Google launches BigLake preview: Helping companies analyze data more easily
At its Cloud Data Summit, Google announced a preview of BigLake. This new data lake storage engine will help enterprises more easily analyze the data in their data warehouses and data lakes.
At its core, BigLake leverages Google's experience in running and managing its BigQuery data warehouse and extends it to a data lake on Google Cloud Storage, combining the benefits of the data lake and warehouse into a single service that abstracts the underlying storage format and system.
Notably, this data can be housed in BigQuery or on AWS S3 and Azure Data Lake Storage Gen2. With BigLake, developers will get a unified storage engine and be able to query the underlying data store from a single system without moving or duplicating data.
In today's announcement, Gerrit Kazmaier, vice president and general manager of database, data analytics and business intelligence for Google Cloud, said:
Managing data in disparate data lakes and data warehouses creates silos and increases risk and cost, especially when data needs to be moved. BigLake allows companies to unify their data warehouses and lakes to analyze data without worrying about the underlying storage format or system, which eliminates the need to duplicate or move data from the source, reducing costs and inefficiencies.

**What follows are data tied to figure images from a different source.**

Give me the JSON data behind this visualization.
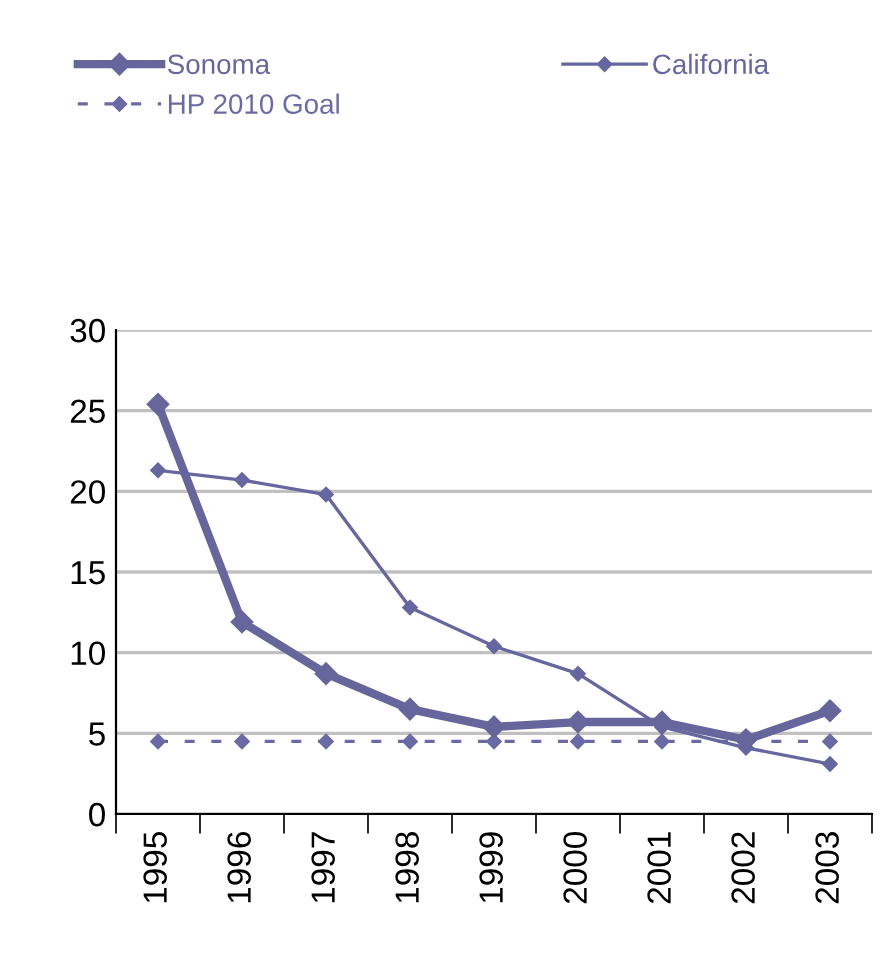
{
  "chart_data": {
    "type": "line",
    "categories": [
      "1995",
      "1996",
      "1997",
      "1998",
      "1999",
      "2000",
      "2001",
      "2002",
      "2003"
    ],
    "series": [
      {
        "name": "Sonoma",
        "color": "#66669c",
        "values": [
          25.4,
          11.9,
          8.7,
          6.5,
          5.4,
          5.7,
          5.7,
          4.6,
          6.4
        ],
        "line_style": "solid"
      },
      {
        "name": "California",
        "color": "#6666a0",
        "values": [
          21.3,
          20.7,
          19.8,
          12.8,
          10.4,
          8.7,
          5.4,
          4.1,
          3.1
        ],
        "line_style": "solid"
      },
      {
        "name": "HP 2010 Goal",
        "color": "#6a6aa6",
        "values": [
          4.5,
          4.5,
          4.5,
          4.5,
          4.5,
          4.5,
          4.5,
          4.5,
          4.5
        ],
        "line_style": "dashed"
      }
    ],
    "marker": "diamond",
    "ylim": [
      0,
      30
    ],
    "yticks": [
      0,
      5,
      10,
      15,
      20,
      25,
      30
    ],
    "grid": "y",
    "legend": "top"
  }
}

Using policy tags, BigLake allows administrators to configure their security policies at the table, row and column levels. This includes data stored in Google Cloud Storage, as well as two supported third-party systems where Google's multi-cloud analytics service, BigQuery Omni, has these security controls enabled. These security controls then also ensure that only the right data flows into tools like Spark, Presto, Trino, and TensorFlow. The service also integrates with Google's Dataplex tool to provide additional data management capabilities.

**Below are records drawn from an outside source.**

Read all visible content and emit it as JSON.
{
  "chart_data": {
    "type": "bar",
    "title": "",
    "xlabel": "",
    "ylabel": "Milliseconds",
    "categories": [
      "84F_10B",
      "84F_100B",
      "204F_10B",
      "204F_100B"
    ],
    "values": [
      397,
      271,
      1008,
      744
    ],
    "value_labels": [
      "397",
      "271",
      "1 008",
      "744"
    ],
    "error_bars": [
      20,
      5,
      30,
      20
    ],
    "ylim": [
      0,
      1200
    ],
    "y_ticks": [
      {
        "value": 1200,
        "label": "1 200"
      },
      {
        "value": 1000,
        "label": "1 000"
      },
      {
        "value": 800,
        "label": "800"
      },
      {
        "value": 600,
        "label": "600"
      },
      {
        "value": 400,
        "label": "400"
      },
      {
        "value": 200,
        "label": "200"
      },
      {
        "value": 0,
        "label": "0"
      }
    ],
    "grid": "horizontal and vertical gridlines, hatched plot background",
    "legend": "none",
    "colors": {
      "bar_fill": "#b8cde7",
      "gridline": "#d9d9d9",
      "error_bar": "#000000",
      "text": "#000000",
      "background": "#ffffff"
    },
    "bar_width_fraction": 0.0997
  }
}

Google noted that BigLake will offer fine-grained access control and its APIs will span Google Cloud, as well as open column-oriented file formats such as Apache Parquet and open-source processing engines such as Apache Spark.

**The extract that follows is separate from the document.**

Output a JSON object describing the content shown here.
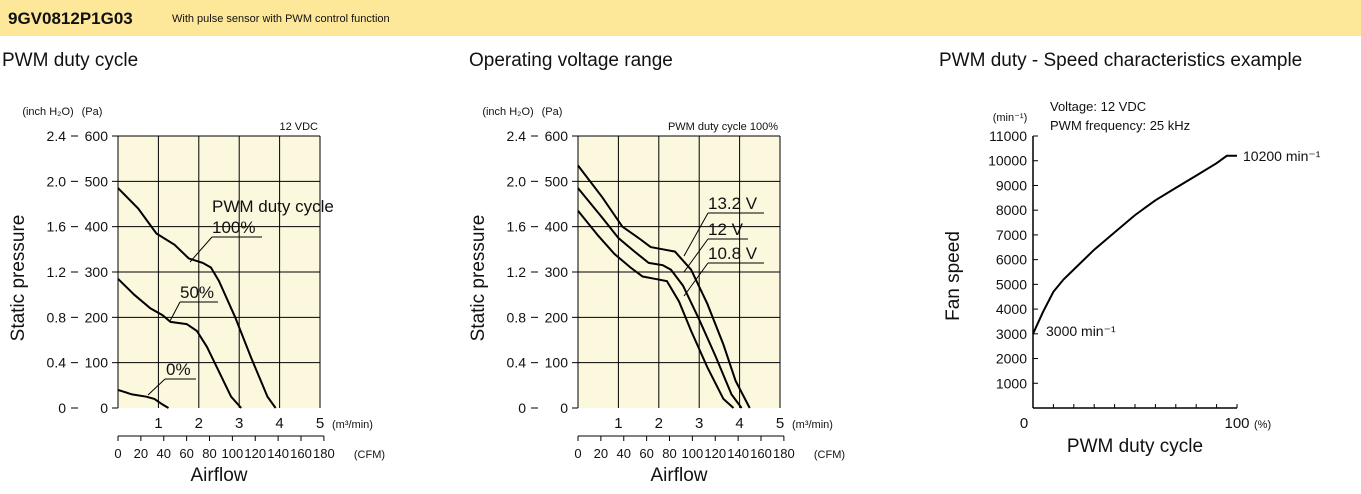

Justin Levandoski, software engineer at Google Cloud, and Gaurav Saxena, product manager, explained in today's announcement:
The amount of valuable data that enterprises need to manage and analyze is growing at an alarming rate. This data is increasingly spread across many locations, including data warehouses, data lakes and NoSQL stores. As enterprises' data becomes more complex and proliferates across disparate data environments, silos emerge, creating increased risk and cost, especially when that data needs to be moved. Our customers have made it clear; they need help!